IBM® Verify, and custom mobile authenticator apps built with the IBM Verify Mobile SDK, support a registration process that binds an authenticator instance to a user.
To enable this registration, Security Verify tenant administrators must create and manage one or more registration profiles. The registration profile represents the configurable attributes for the runtime behavior of IBM Verify registration such as its maximum lifetime. Technically, the registration profile is a very specialized configuration of an OAuth client that supports the authorization code flow.
- Log in to the IBM® Security Verify administration console with an account having administrative entitlements.
This feature is available in a Security Verify subscription and in a combination of Security Verify and Security Verify Connect subscription.
|Subscription Plan||🔳 Security Verify Connect||✅ Security Verify Verify|
All IBM Verify mobile authenticators register with a SV tenant by using a registration profile. Minimally, the profile must have a name, and is automatically assigned a unique ID. It's also recommended to configure a "Service Name". This value is used by IBM Verify to display and identify the registration within a mobile authenticator app.
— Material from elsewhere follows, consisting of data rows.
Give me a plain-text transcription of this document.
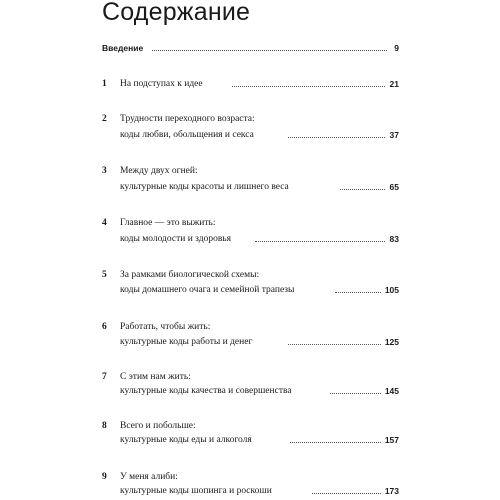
Содержание
Введение	9
1 На подступах к идее	21
2 Трудности переходного возраста:
коды любви, обольщения и секса	37
3 Между двух огней:
культурные коды красоты и лишнего веса	65
4 Главное — это выжить:
коды молодости и здоровья	83
5 За рамками биологической схемы:
коды домашнего очага и семейной трапезы	105
6 Работать, чтобы жить:
культурные коды работы и денег	125
7 С этим нам жить:
культурные коды качества и совершенства	145
8 Всего и побольше:
культурные коды еды и алкоголя	157
9 У меня алиби:
культурные коды шопинга и роскоши	173
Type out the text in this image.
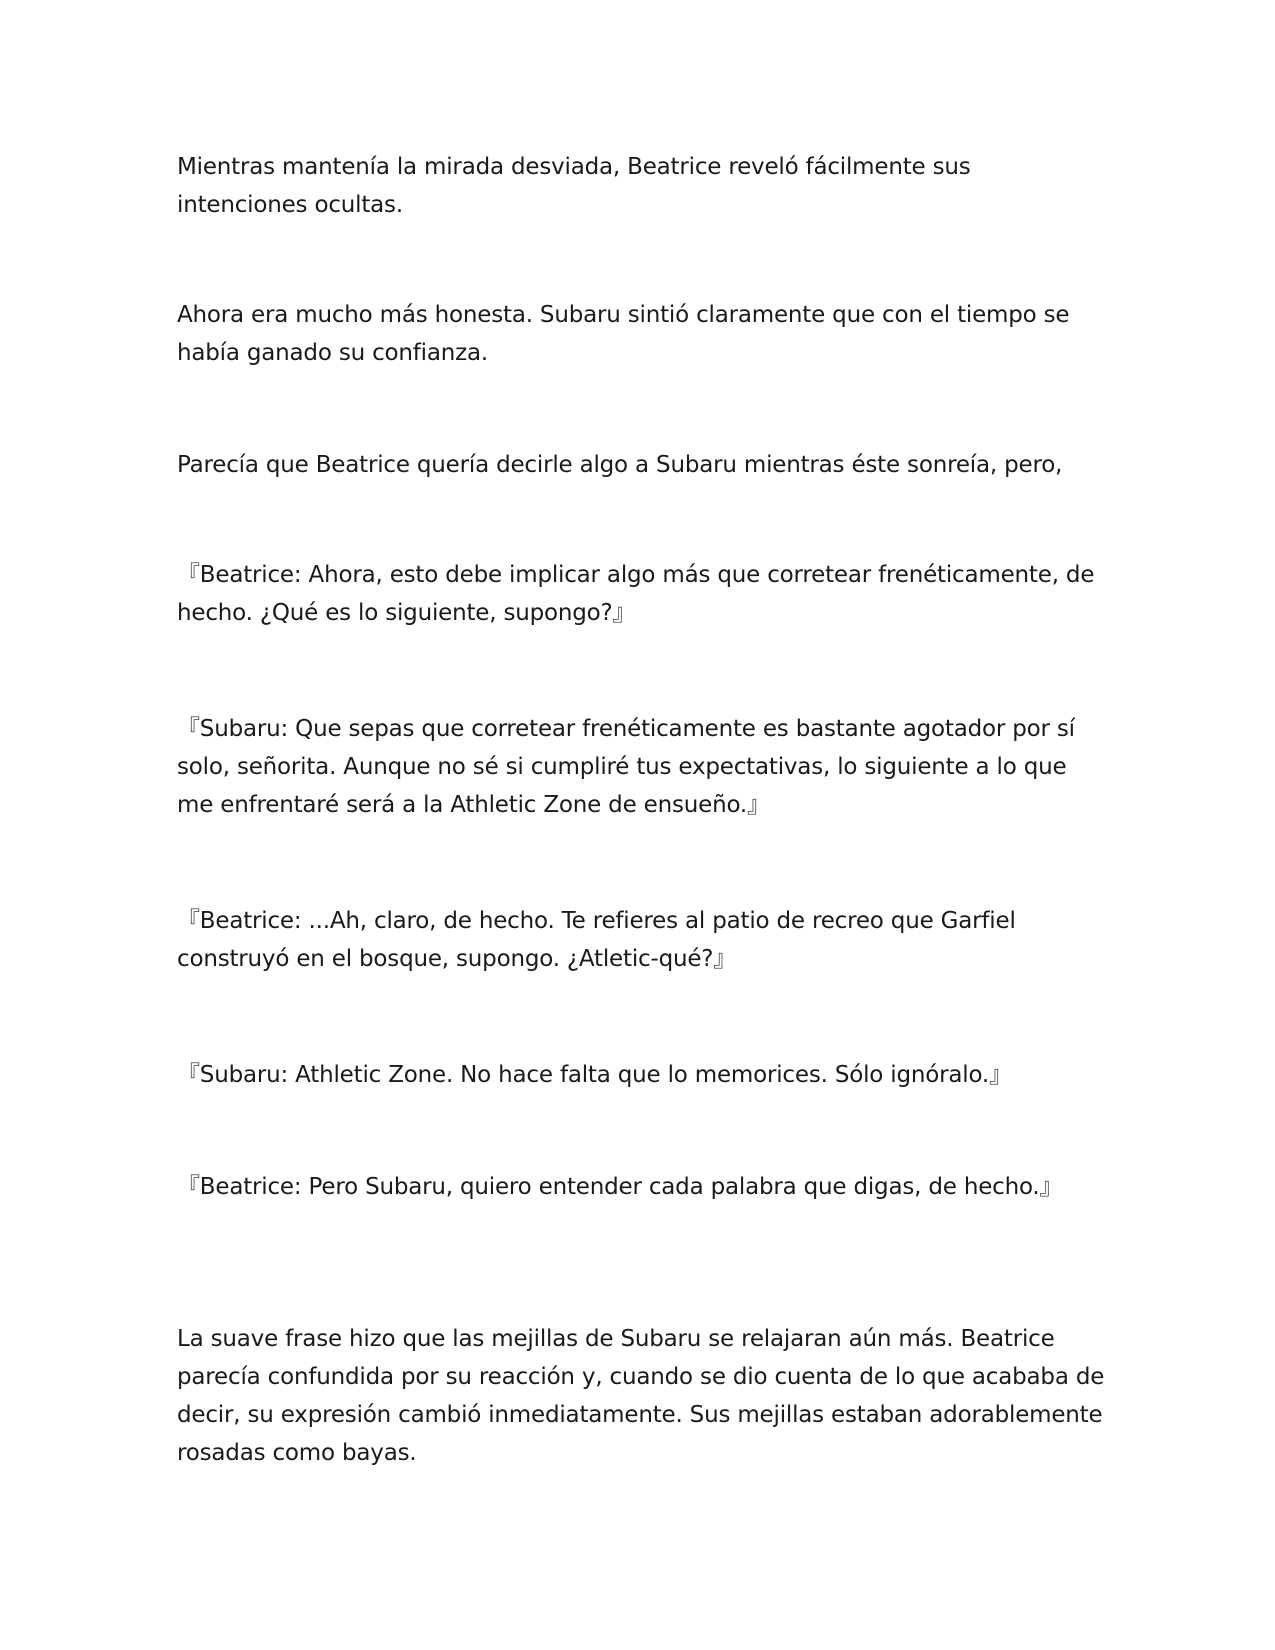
Mientras mantenía la mirada desviada, Beatrice reveló fácilmente sus intenciones ocultas.

Ahora era mucho más honesta. Subaru sintió claramente que con el tiempo se había ganado su confianza.

Parecía que Beatrice quería decirle algo a Subaru mientras éste sonreía, pero,

『Beatrice: Ahora, esto debe implicar algo más que corretear frenéticamente, de hecho. ¿Qué es lo siguiente, supongo?』

『Subaru: Que sepas que corretear frenéticamente es bastante agotador por sí solo, señorita. Aunque no sé si cumpliré tus expectativas, lo siguiente a lo que me enfrentaré será a la Athletic Zone de ensueño.』

『Beatrice: ...Ah, claro, de hecho. Te refieres al patio de recreo que Garfiel construyó en el bosque, supongo. ¿Atletic-qué?』

『Subaru: Athletic Zone. No hace falta que lo memorices. Sólo ignóralo.』

『Beatrice: Pero Subaru, quiero entender cada palabra que digas, de hecho.』

La suave frase hizo que las mejillas de Subaru se relajaran aún más. Beatrice parecía confundida por su reacción y, cuando se dio cuenta de lo que acababa de decir, su expresión cambió inmediatamente. Sus mejillas estaban adorablemente rosadas como bayas.
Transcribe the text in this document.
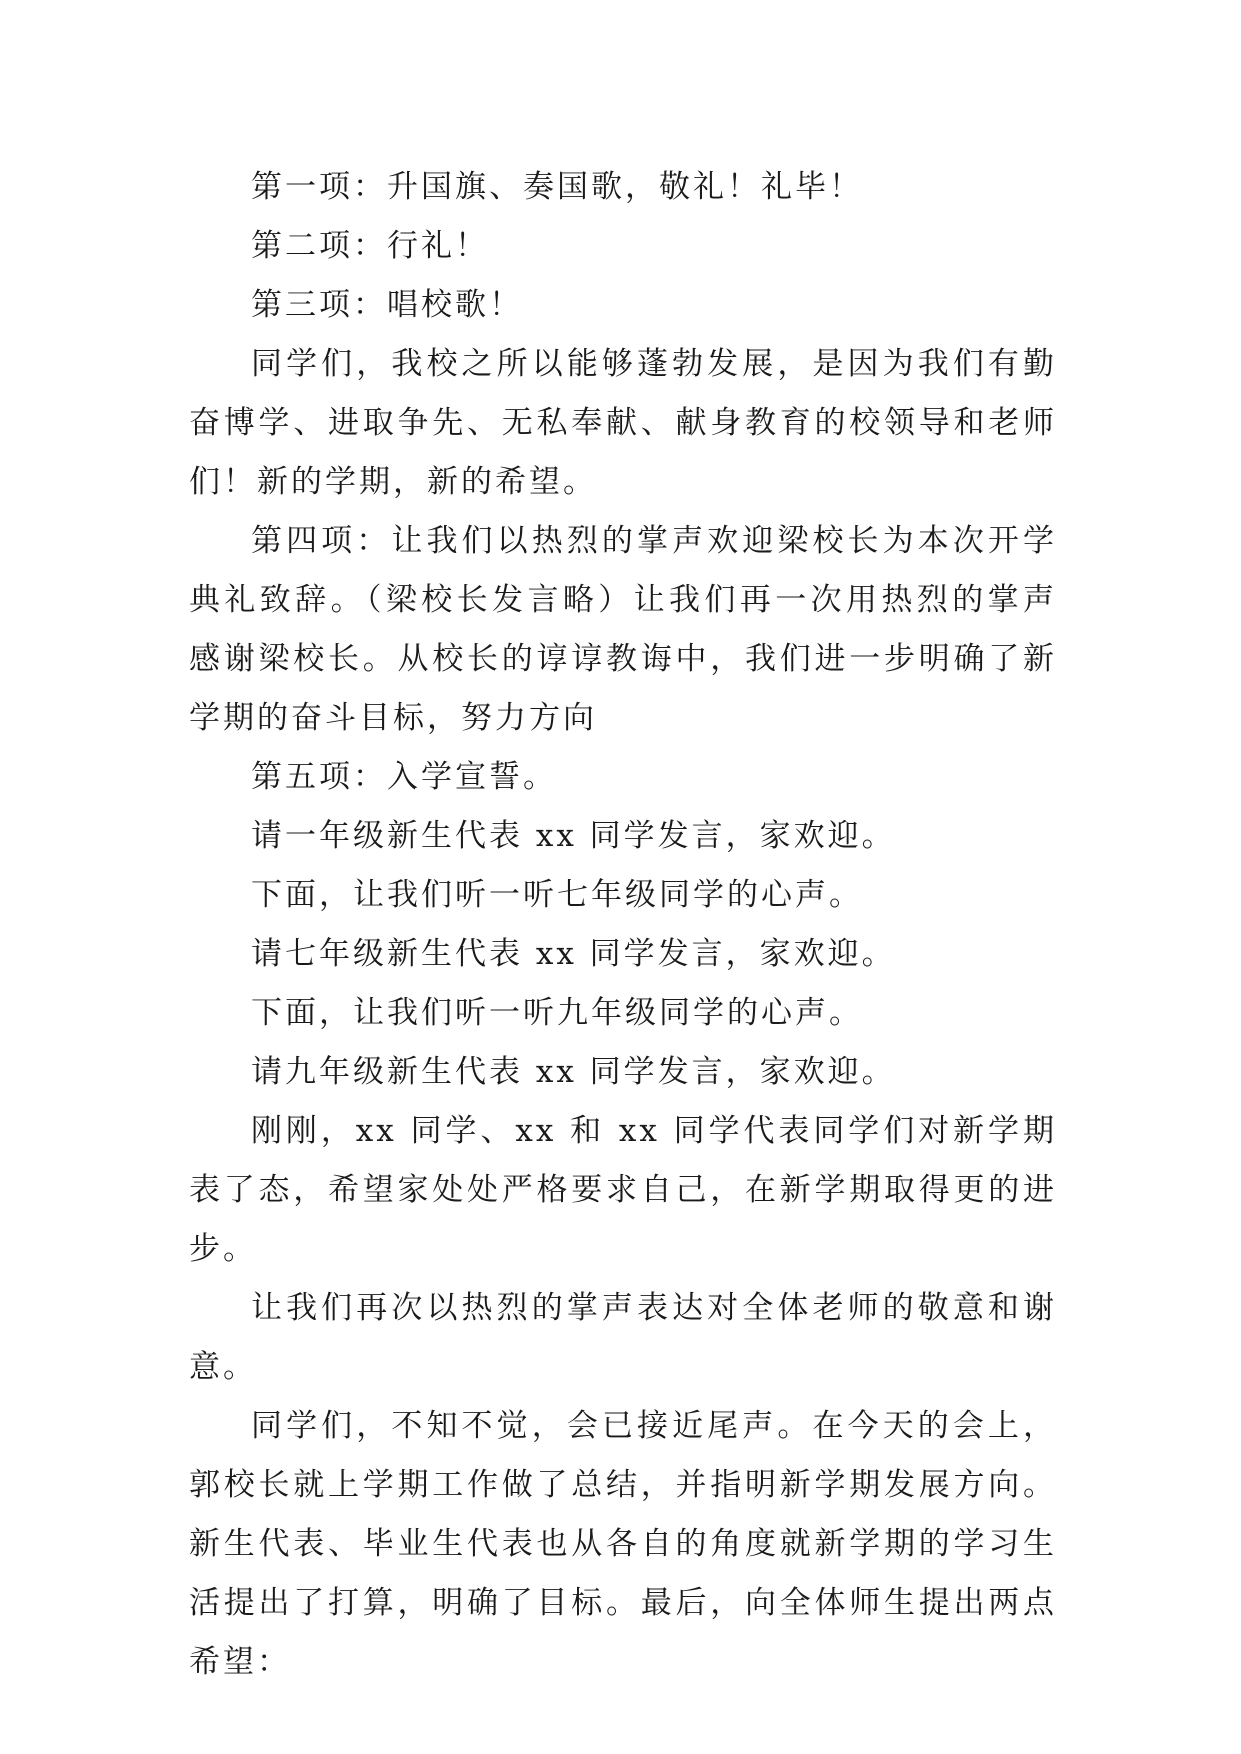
第一项：升国旗、奏国歌，敬礼！礼毕！

第二项：行礼！

第三项：唱校歌！

同学们，我校之所以能够蓬勃发展，是因为我们有勤奋博学、进取争先、无私奉献、献身教育的校领导和老师们！新的学期，新的希望。

第四项：让我们以热烈的掌声欢迎梁校长为本次开学典礼致辞。（梁校长发言略）让我们再一次用热烈的掌声感谢梁校长。从校长的谆谆教诲中，我们进一步明确了新学期的奋斗目标，努力方向

第五项：入学宣誓。

请一年级新生代表 xx 同学发言，家欢迎。

下面，让我们听一听七年级同学的心声。

请七年级新生代表 xx 同学发言，家欢迎。

下面，让我们听一听九年级同学的心声。

请九年级新生代表 xx 同学发言，家欢迎。

刚刚，xx 同学、xx 和 xx 同学代表同学们对新学期表了态，希望家处处严格要求自己，在新学期取得更的进步。

让我们再次以热烈的掌声表达对全体老师的敬意和谢意。

同学们，不知不觉，会已接近尾声。在今天的会上，郭校长就上学期工作做了总结，并指明新学期发展方向。新生代表、毕业生代表也从各自的角度就新学期的学习生活提出了打算，明确了目标。最后，向全体师生提出两点希望：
Since a registration profile is a specialized OAuth configuration, it's also possible to configure and manage aspects of the registration such as access token and refresh token lifetimes. Each registered instance of a mobile authenticator is embodied by an OAuth grant through the authorization code flow. A successful registration results in the mobile authenticator obtaining an access token and refresh token.
The mobile authenticator can use its access token to obtain authorized access to SV APIs that require the entitlement "verifyAuthenticator". This entitlement is automatically associated with the access token during the registration process.